As promised, here is the follow-up to our last article, Essentials for Winter Camping in Saskatchewan. This is what we learned:
Gear sleds are not the saving grace we assumed
They're necessary— don't get me wrong. But the gear you're hauling doesn't magically become weightless, and you definitely need to pay mind to how you arrange everything. Keep the heaviest stuff on the bottom and make sure it's easily distributed and secure. Otherwise, your capillaries will explode from frustration as your gear dumps all over the snow every time you hit a slight incline.
Propane can freeze
If you're going to rely on heaters or stoves, keep in mind that propane will start to gel and freeze in our cold western Canadian winter hell.
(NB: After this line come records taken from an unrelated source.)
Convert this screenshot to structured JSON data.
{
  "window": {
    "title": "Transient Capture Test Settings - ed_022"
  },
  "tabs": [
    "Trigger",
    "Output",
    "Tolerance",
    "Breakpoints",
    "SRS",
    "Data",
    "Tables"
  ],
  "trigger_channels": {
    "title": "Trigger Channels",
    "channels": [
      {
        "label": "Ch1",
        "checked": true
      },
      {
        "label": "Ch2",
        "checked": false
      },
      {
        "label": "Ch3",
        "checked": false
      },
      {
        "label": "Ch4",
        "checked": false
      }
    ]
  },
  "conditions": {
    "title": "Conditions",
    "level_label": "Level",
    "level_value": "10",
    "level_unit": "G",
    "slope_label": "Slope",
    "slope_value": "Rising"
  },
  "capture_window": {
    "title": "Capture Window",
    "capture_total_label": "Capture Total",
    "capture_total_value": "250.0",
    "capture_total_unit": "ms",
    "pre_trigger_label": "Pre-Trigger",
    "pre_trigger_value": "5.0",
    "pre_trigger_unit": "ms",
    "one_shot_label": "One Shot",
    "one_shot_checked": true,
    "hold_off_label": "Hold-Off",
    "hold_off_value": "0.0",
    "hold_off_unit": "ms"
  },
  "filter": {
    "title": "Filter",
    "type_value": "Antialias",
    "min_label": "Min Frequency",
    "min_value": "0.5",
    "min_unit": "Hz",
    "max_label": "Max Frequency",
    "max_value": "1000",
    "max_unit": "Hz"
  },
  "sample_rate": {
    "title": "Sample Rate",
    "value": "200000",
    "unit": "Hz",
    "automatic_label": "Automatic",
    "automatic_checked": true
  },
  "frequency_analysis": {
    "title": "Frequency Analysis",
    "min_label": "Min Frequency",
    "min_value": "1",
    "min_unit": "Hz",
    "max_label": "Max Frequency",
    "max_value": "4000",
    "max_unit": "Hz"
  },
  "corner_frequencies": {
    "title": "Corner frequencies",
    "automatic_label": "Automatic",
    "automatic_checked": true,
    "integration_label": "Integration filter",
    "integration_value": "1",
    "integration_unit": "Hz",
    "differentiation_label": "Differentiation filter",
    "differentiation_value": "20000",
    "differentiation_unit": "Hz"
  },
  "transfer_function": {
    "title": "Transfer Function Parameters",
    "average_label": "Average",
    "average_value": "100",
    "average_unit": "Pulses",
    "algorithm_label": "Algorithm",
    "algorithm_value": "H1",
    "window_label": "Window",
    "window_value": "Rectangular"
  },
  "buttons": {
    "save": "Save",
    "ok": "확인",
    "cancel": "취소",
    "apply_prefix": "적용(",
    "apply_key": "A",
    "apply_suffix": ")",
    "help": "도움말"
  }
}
Find a way to keep them warm, or you might find yourself freezing your fingers off trying to put together a last minute bonfire.
Carbon monoxide is sketchy
Even with a large tent, combustion from a heater invites the 'silent killer': carbon monoxide. Make sure it's properly ventilated and try not to keep anything burning while you sleep. At the very least, you'll avoid waking up with a splitting headache and confusion from nightmarish, fume-induced dreams.
Boiling water sucks
I expected water purification to be somewhat of a chore, but really, it's worthwhile to bring out your own water. If it freezes, all you have to do is melt it. This beats having to stoke a fire long enough to boil a giant vat of snow, which usually ends up with bits of dirt and twigs floating in it anyway.
Portable heaters rule the roost
If you're not setting out to be the next Survivorman, then there's no reason you shouldn't be bringing along this bit of luxury. Portable heaters make the trip comfortable (enjoyable). Nothing beats a pre-heated tent, or flipping a switch and making things nice and toasty in the morning. Just keep that fuel from freezing. (We had trouble igniting at -15C.)
Camping on ice has its drawbacks
If you're a fisherman, then you'll want to camp where the fish are. Besides testing the thickness of the ice, there are a few things to anticipate: the wind will eventually try your patience, access to firewood is limited, tent pegs/nails are a pain to remove once they freeze into the ice, and the repeated melting and freezing of snow beneath the tent floor (usually a tarp) will make things very slippery. Afford the extra time to grab that shovel and build some wind barriers and weigh down anything you don't want to chase halfway down the lake.
Everything freezes eventually
This one's for anyone considering going winter camping the first time. Prepare for the likelihood that, no matter how hard you try, you will be inconvenienced in new and exciting ways. If your morning coffee freezes or your camp-stove spontaneously shoots flames, it pays to have a backup plan.